Türkiye'de her şey değişir ama
CHP değişmez.
Avrupa Parlamentosu Türkiye Raportörü
Ria Oomen Ruijten TSK komuta kademesindeki son toplu
emeklilik eylemi ertesindeki gelişmeleri değerlendiren açıklamasında şöyle demişti:
"- Türkiye, demokratik kurumların askeri kararlar üzerinde denetim sahibi olduğu daha demokratik bir
ülke haline geliyor.''
Bu açıklama CHP yönetimini sinirlendirmiş.
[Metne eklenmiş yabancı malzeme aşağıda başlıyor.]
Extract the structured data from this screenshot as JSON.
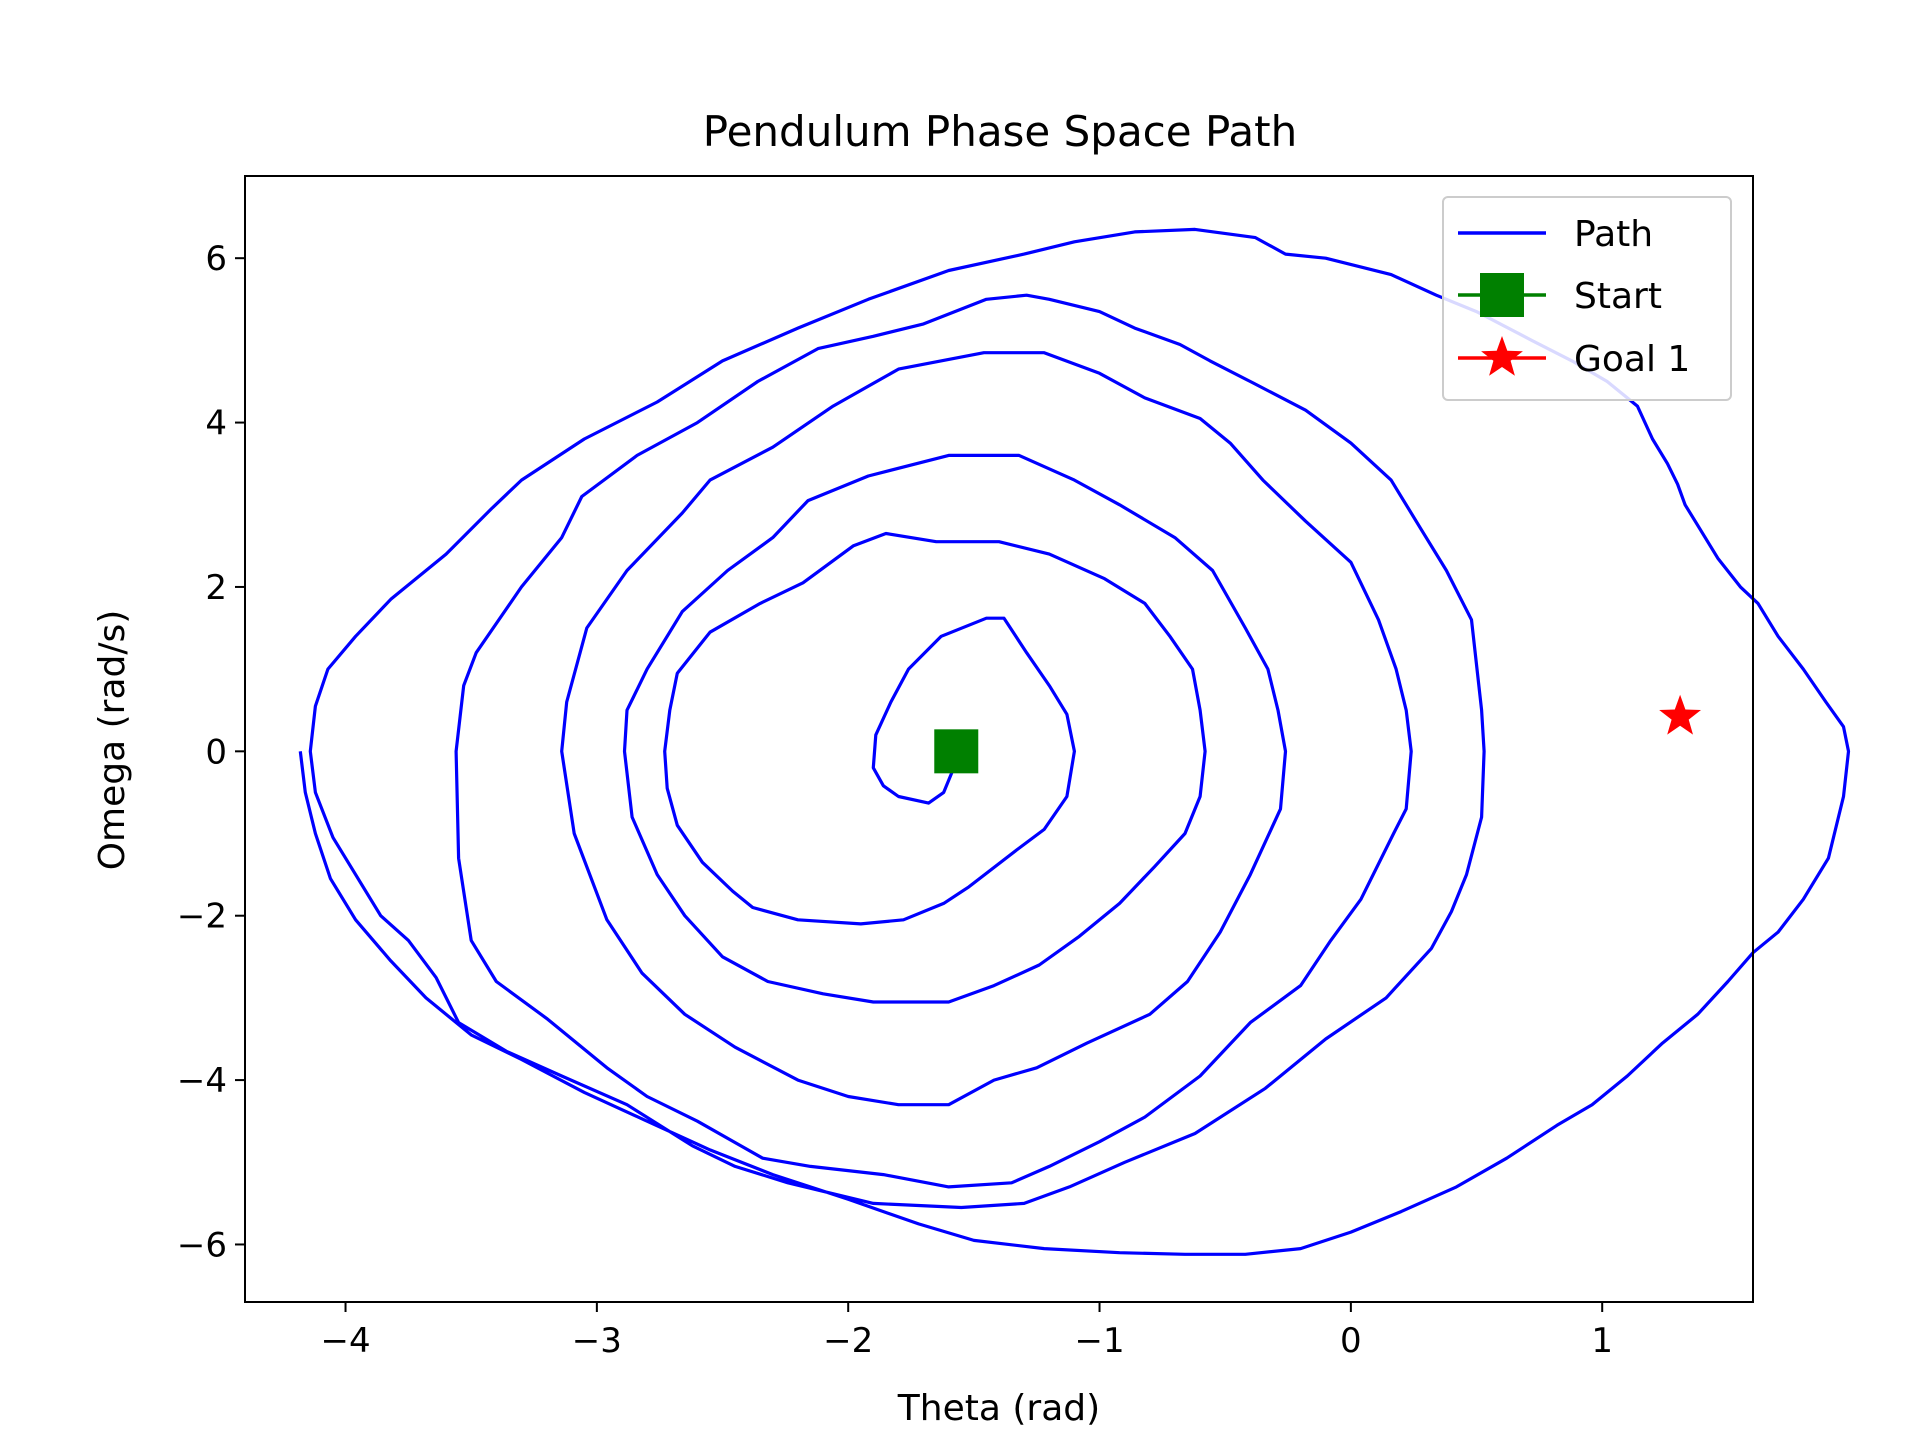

CHP Genel Başkan Yardımcısı
Osman Korutürk de önceki gün bir yazılı açıklama yaptı ve özetle şunları söyledi:
"- Görevi Türkiye'deki durumu saptayıp,
Avrupa Parlamentosu'na
rapor etmek olan bir Avrupa parlamenterinin bütün bu gerçekler hakkında hiçbir tespit ve beyanda bulunmayıp iktidarın Silahlı
Kuvvetler mensuplarına yönelik hukuk dışı tutumunu kınamak yerine, bu tutum nedeniyle görevlerinden
istifa eden komutanların bu demokratik
protestolarını 'demokratik kurumların askeri kararlar üzerinde denetim sahibi olması' şeklinde yorumlayacak kadar aymaz olmasından ciddi kaygı ve üzüntü duyuyoruz."
Demokratik protestoymuş
"Bütün bu gerçekler"den biri de 12
Eylül Anayasa referandumu ertesinde yargının yürütmeye bağımlı hale gelmesiymiş.
Düşünebiliyor musunuz?
Generallerin
muhtıra vermek yerine toplu emeklilik eylemleri ile sonuçlanan olayı Avrupalı parlamenter Türkiye'nin demokratikleşmesi şeklinde yorumluyor.
Türk ana muhalefetinin yöneticisi ise bu yoruma öfkeleniyor.
Generallerin davranışını "Demokratik protesto" olarak niteliyor.
Gerçi buna da
şükür.
28
Şubat post-
modern darbesinde CHP'nin o zamanki Genel Başkanı
Baykal "Silahlı Kuvvetler de bir
sivil toplum örgütüdür" doğrultusunda sözler söylememiş miydi?
Yeni CHP'nin sözcüsü de ayıp olmasa "Generallerin değil hükümetin istifa etmesi gerekirdi" diyebilirdi herhalde.
Asker askeri
tasfiye edebilir
Aslında bu mantığa göre "Demokratik kurumların askeri kararlar üzerinde denetim sahibi olduğu" bir
model bize uygun değildir.
Aslında askeri kararlar da, siyasi sorunlar da sivillere bırakılamayacak kadar ciddi işlerdir.
Askeri asker
terfi ettirir, ancak askerler meslektaşlarını emekli edebilir.
Hatırlayın 1960'ı...
27
Mayıs darbesinden üç ay sonra 3
Ağustos 1960 günü, "Milli Birlik Komitesi" adı verilen cunta 235 generali ve 5000'e yakın subayı emekliye sevk etmemiş miydi?
EMİNSU'ları unuttunuz mu?
Ertelenen
12 Eylül muhtırası
Osman Korutürk'ün rahmetli babası Cumhurbaşkanı Fahri Korutürk'e 29
Aralık 1979'da
Genelkurmay Başkanı
Evren ve Kuvvet Komutanları tarafından demokratik protesto içerikli "Uyarı Mektubu" verilince, o da "Aman bu uyarıyı benim görevim bittikten sonra uygulayın" diyerek, 12 Eylül darbesini demokratik biçimde 1980'e ertelememiş miydi?
Türkiye'de asker-
siyaset çarpık ilişkilerini bir Avrupalı parlamenterin, askerin siyasete müdahalesini üstelik
aile boyu yaşamış CHP Genel Başkan Yardımcısından daha doğru değerlendirmesine şaşırmamalıyız...
Eskisi ve yenisi ile "Derin CHP" için
demokrasi teferruattır.
Bu yüzden de her seçimden yenik çıkarlar.